Le Forum des déceptions

« Le 7ème Forum Mondial de l’Eau s’est tenu du 12 au 17 avril 2015 à Daegu et Gyeongbuk, en Corée du Sud. Faiblesse des processus, mise à l’écart de la société civile, difficultés organisationnelles… Ce Forum n’aura pas été un espace porteur, capable de faire avancer la cause de l’eau avec l’ensemble des acteurs du secteur. »

C’est le bilan édifiant que tire la Coalition eau du dernier Forum mondial de l’eau. De notre côté, nous avions déjà pu constater à Marseille en 2012, que ce processus était à bout de souffle : c’était même une des raisons fortes pour organiser le Forum alternatif mondial de l’eau (FAME). Il est tout à fait consternant que ce cirque ait continué comme si de rien n’était… Mais cela nous interroge aussi sur l’espace qui existe au niveau international pour d’autres initiatives de la société civile, après le succès du FAME à Marseille en 2012, et des collectivités territoriales.

En conclusion, la Coalition eau indique: « Les organisations de la société civile ne sont plus prêtes à composer avec un Forum spectacle et des effets d’annonce perpétuels : après le « temps des solutions » et le « temps de la mise en œuvre » des derniers Forums, doit maintenant venir le « temps du changement ». »

Lire la déclaration intégrale de la Coalition eau

Fabuleux contrat du SEPG: nouveau recours

Alors que le tribunal administratif n’a toujours pas statué sur le recours déposé par les associations contre la délibération du Syndicat des eaux de la presqu’île de Gennevilliers (SEPG) du 29 mai 2013 reconduisant une délégation de service public, le comité d’administration du 5 mars 2015 a choisi Eau & Force, le délégataire sortant, filiale de Suez Environnement, pour une période de  12 ans à compter du 1/7/2015. Un nouveau recours est donc déposé par la Coordination Eau Île-de-France avec Naturellement Nanterre, la fondation France Libertés et le collectif Eau claire de Seine.
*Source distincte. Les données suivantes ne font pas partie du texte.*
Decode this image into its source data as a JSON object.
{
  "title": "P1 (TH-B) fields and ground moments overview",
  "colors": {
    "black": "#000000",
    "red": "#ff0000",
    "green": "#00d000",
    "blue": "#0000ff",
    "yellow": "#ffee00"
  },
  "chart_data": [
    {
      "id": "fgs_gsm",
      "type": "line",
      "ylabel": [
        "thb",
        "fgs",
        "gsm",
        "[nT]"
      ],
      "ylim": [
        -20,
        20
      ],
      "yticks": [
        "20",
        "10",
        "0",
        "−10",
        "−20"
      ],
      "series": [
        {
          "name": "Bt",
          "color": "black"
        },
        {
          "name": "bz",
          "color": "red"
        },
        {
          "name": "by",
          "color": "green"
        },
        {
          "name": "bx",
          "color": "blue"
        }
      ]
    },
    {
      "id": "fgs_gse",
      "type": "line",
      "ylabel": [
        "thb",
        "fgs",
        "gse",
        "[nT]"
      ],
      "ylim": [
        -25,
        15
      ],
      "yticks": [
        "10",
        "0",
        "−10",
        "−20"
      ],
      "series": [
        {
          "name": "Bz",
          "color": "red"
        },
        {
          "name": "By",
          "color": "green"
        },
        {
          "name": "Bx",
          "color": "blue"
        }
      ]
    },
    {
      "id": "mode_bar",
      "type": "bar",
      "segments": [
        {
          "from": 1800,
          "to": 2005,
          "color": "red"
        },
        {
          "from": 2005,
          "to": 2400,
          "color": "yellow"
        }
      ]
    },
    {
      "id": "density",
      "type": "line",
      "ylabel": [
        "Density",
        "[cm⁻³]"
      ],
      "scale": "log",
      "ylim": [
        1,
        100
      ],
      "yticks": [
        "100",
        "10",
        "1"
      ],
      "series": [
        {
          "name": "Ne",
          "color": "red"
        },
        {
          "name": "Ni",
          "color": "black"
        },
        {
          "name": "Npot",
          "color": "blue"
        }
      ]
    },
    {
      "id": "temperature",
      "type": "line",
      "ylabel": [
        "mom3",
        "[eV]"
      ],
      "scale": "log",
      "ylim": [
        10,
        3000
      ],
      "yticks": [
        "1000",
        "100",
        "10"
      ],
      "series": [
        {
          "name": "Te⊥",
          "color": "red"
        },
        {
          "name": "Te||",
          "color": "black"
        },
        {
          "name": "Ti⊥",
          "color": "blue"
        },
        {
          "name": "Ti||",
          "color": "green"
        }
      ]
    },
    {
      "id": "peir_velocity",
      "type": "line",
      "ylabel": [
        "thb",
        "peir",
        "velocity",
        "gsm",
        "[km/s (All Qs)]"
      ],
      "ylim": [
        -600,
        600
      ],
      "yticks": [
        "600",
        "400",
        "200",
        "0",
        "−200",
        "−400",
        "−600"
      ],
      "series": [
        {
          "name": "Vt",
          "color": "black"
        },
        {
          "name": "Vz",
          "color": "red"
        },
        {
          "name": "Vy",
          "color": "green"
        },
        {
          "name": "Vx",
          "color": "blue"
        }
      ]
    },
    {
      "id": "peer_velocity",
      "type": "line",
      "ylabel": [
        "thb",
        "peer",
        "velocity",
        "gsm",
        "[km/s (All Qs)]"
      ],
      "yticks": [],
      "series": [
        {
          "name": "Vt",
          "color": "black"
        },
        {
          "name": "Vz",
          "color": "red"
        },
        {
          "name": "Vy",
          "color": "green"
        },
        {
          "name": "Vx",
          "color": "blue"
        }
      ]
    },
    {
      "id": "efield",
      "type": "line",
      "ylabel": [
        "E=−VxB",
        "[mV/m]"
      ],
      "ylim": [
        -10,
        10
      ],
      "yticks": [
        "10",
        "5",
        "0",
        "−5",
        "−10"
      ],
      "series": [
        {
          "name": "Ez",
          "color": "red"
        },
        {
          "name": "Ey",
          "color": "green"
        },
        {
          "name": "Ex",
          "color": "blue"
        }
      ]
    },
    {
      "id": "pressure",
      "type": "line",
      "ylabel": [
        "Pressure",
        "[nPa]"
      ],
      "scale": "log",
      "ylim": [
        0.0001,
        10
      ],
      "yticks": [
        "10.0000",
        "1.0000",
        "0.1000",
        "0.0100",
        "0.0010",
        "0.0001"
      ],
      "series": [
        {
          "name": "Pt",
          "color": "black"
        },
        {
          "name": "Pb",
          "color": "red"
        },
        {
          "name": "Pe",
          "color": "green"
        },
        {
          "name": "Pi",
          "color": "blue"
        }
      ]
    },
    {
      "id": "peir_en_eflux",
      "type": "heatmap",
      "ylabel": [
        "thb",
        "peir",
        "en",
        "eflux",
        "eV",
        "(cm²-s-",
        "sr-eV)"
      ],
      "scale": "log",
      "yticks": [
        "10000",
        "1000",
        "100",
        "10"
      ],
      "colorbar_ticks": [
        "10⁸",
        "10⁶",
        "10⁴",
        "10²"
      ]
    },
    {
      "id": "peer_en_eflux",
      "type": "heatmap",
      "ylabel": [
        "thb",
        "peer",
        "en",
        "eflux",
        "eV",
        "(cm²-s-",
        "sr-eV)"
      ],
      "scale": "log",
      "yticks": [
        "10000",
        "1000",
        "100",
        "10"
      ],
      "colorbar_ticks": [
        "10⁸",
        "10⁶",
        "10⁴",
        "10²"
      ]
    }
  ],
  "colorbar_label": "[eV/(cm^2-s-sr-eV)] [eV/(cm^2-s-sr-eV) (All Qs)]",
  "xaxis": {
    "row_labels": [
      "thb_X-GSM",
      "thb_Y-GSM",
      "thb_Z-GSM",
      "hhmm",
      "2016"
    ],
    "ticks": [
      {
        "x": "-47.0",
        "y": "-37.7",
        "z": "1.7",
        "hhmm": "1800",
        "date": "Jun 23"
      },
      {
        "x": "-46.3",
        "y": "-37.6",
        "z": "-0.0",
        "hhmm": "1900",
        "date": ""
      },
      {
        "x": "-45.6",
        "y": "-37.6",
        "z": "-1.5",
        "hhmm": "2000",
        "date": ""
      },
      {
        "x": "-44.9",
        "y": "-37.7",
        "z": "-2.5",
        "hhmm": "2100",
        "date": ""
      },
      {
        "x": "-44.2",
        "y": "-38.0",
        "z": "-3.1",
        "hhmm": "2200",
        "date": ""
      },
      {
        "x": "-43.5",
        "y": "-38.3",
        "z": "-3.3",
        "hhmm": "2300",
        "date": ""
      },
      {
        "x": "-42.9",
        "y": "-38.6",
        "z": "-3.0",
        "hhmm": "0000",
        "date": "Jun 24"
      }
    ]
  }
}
Voici les motifs principaux mais non exhaustifs de ce recours, gracieux, dans un premier temps.

La validité de ce contrat est subordonnée à celle de la délibération du 29 mai 2013 choisissant l’affermage comme mode de gestion du service public de l’eau. Nous continuons bien évidemment de contester la légalité de cette délibération et nous attendons avec confiance le jugement du TA de Cergy saisi sur ce point.

Le contrat comporte une grille tarifaire rendue publique applicable à tous les usagers mais il est accordé à Eau&Force la latitude de consentir des réductions tarifaires à de entités grosses consommatrices, ce qui est à l’opposé des principes  de justice sociale et d’une politique écologique visant à encourager une décroissance de la consommation d’eau de chaque usager.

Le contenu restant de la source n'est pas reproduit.